その為に少し大きい目の鞄にお泊まりセットを入れて来たもん。


パパがイタリアで見つけたって言うママの描いた絵を見せてもらう事になってるしね。


ママは私が生まれるまで画家をやっていて、その時に書いた絵が幾つか世の中に出回っているんだ。

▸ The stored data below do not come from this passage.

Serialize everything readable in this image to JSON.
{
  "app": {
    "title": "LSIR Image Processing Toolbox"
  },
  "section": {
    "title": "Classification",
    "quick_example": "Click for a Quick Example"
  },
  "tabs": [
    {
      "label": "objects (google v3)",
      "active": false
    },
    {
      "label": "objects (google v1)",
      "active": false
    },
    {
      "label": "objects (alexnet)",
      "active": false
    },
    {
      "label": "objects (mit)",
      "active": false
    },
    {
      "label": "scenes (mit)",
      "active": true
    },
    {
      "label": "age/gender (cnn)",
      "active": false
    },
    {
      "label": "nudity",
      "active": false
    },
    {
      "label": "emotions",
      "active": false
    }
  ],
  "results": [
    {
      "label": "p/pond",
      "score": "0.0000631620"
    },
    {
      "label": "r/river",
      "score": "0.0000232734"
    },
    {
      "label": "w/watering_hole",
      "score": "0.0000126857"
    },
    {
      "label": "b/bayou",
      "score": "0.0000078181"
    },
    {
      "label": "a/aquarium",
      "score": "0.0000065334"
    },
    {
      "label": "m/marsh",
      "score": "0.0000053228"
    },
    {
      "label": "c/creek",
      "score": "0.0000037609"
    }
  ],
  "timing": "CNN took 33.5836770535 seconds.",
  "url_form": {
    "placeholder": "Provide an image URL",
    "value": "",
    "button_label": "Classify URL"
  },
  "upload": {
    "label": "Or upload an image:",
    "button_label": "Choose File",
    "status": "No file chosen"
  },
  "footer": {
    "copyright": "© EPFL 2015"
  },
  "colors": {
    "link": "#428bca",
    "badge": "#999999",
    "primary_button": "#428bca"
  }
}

パパはそれを見つけては自分のコレクションとして収集してる。

それは、パパなりのママへの愛情じゃないのかと思う。



「だよな?だったら、今日は長く一緒に居られるね」

そんな幸せそうに微笑まれたら、絵を見たら帰るなんて言えないしね。


パパはパパなりに、私との距離を縮めようと頑張ってくれてるし。



「うん、色々な話をしよう」

親に対しての甘え方を知らないから、少し戸惑ってしまうけど、私もパパと距離を縮めたいと思ってるから。



「咲留には、瑠樹が来ることは言ってないんだ」

ニシシと悪戯に笑うパパ。


「後で知った怒るよ」

だって、シスコン咲留だし。


「だって、いつもあいつは瑠樹と一緒に居るじゃないか。またには私が瑠樹を独り占めしても許されるはずだ」

胸を張って言うことでもないと思うけど。


「そんなこと言って知りませんよ。咲留さんの逆鱗に触れても」

助手席の桜井さんは、言葉とは裏腹に楽しそうな顔をしていた。



咲留とパパの攻防を見るのが、この人は結構好きらしい。


本気の親子喧嘩は見物だとこの間笑顔で教えてくれたんだ。


いやいや、本気の親子喧嘩ってなに?



「俺もまだまだ咲留には負けないぞ」

拳を握りしめて闘志を燃やすパパに敢えてなにも言わなかった。


現役の咲留と渡り合ってる辺りは凄いと思うけど、そろそろ自分の年も考えて無理は止めて欲しいと思う。


忙しさの中でも筋トレを忘れないパパは、まだまだ若い気でいるのだろう。


因みに私はまだ二人の喧嘩を見た事はない。


二人とも、私の前じゃ温厚なふりしてるからね。